Une grande partie de la population chinoise s'accommode de cet Internet en partie coupé du reste du monde. Même si les intellectuels jugent Google supérieur pour leurs recherches. Ou si les étudiants se sentent isolés. Phoebe, 26 ans, qui vient d'étudier deux ans à Philadelphie, a à la fois un profil Renren et un profil Facebook, avec l'obligation de contourner la censure si elle veut consulter ce dernier. « Renren me fait rester dans nos frontières, dit-elle. Facebook me permet de garder le lien avec mes amis de l'étranger. » Ajoutant : « La différence est aussi qu'ici on va beaucoup sur ces réseaux pour jouer. Et pour des rencontres sentimentales. » Le « jeu social » est l'objet d'une véritable folie en Chine. Renren a fait un tabac avec son jeu Happy Farmer, vite imité par son concurrent Kaixin et son Happy Garden. L'affaire est financièrement très juteuse. Le grand fabricant américain de chips Lay's a ainsi utilisé Happy Farmer pour lancer une grande campagne chinoise, qui s'est révélée extrêmement efficace.

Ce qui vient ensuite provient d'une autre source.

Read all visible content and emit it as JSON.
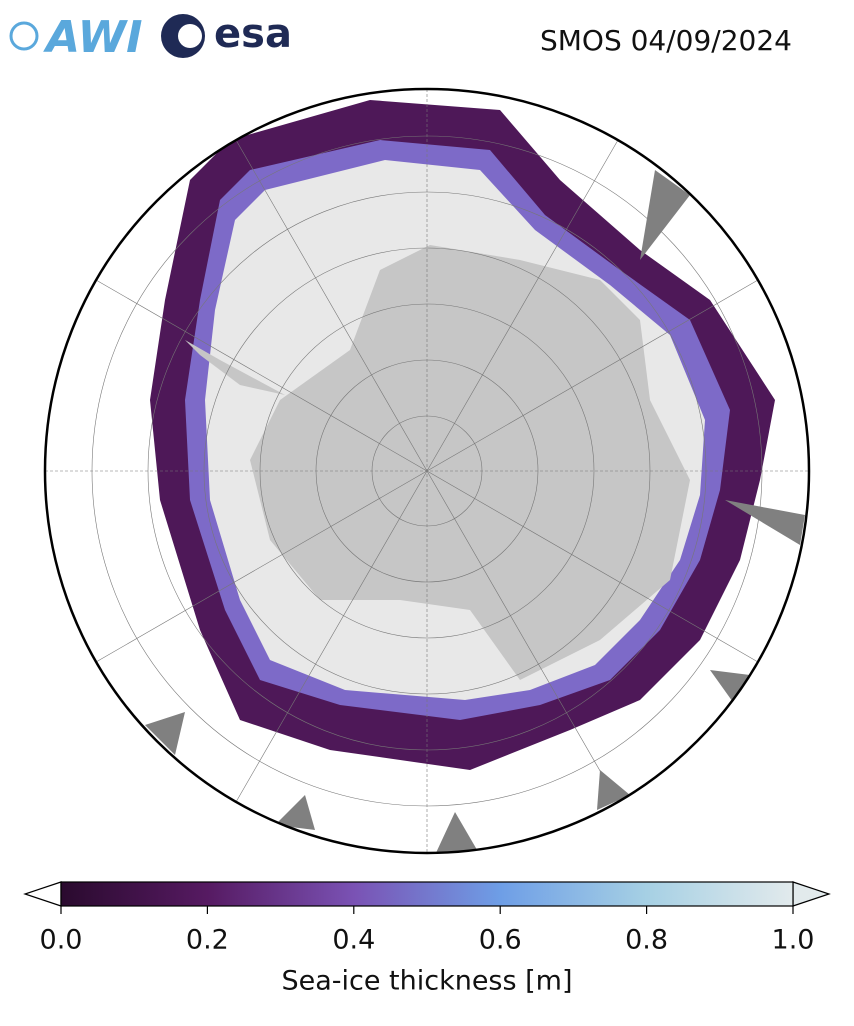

Pas un jeune sans son compte QQ
Le dating porte aussi les sites au septième ciel. Le South China Morning Post racontait récemment comment Dong, une jeune enseignante pékinoise de 26 ans, s'était fait « brancher » de manière on ne peut plus directe sur Renren. Par un jeune collégien lui expliquant qu'il n'était « pas mauvais », sachant qu'il parlait là d'une matière peu académique. « Je dis des choses que je suis absolument incapable de dire dans la vie réelle, explique Zhang, un étudiant de 23 ans. Vous savez, on n'est pas encore très à l'aise avec le flirt, ici. » Là encore, les ressorts se retrouvent en Occident. Mais, dans une culture où les verrous sociaux sont encore forts, où le mariage arrangé par les parents est encore très répandu, la bascule est spectaculaire. Le mois dernier, le premier site Internet chinois de rencontres - il revendique une part de marché de 44 % -, Jiayuan.com, s'est aussi lancé en Bourse à New York.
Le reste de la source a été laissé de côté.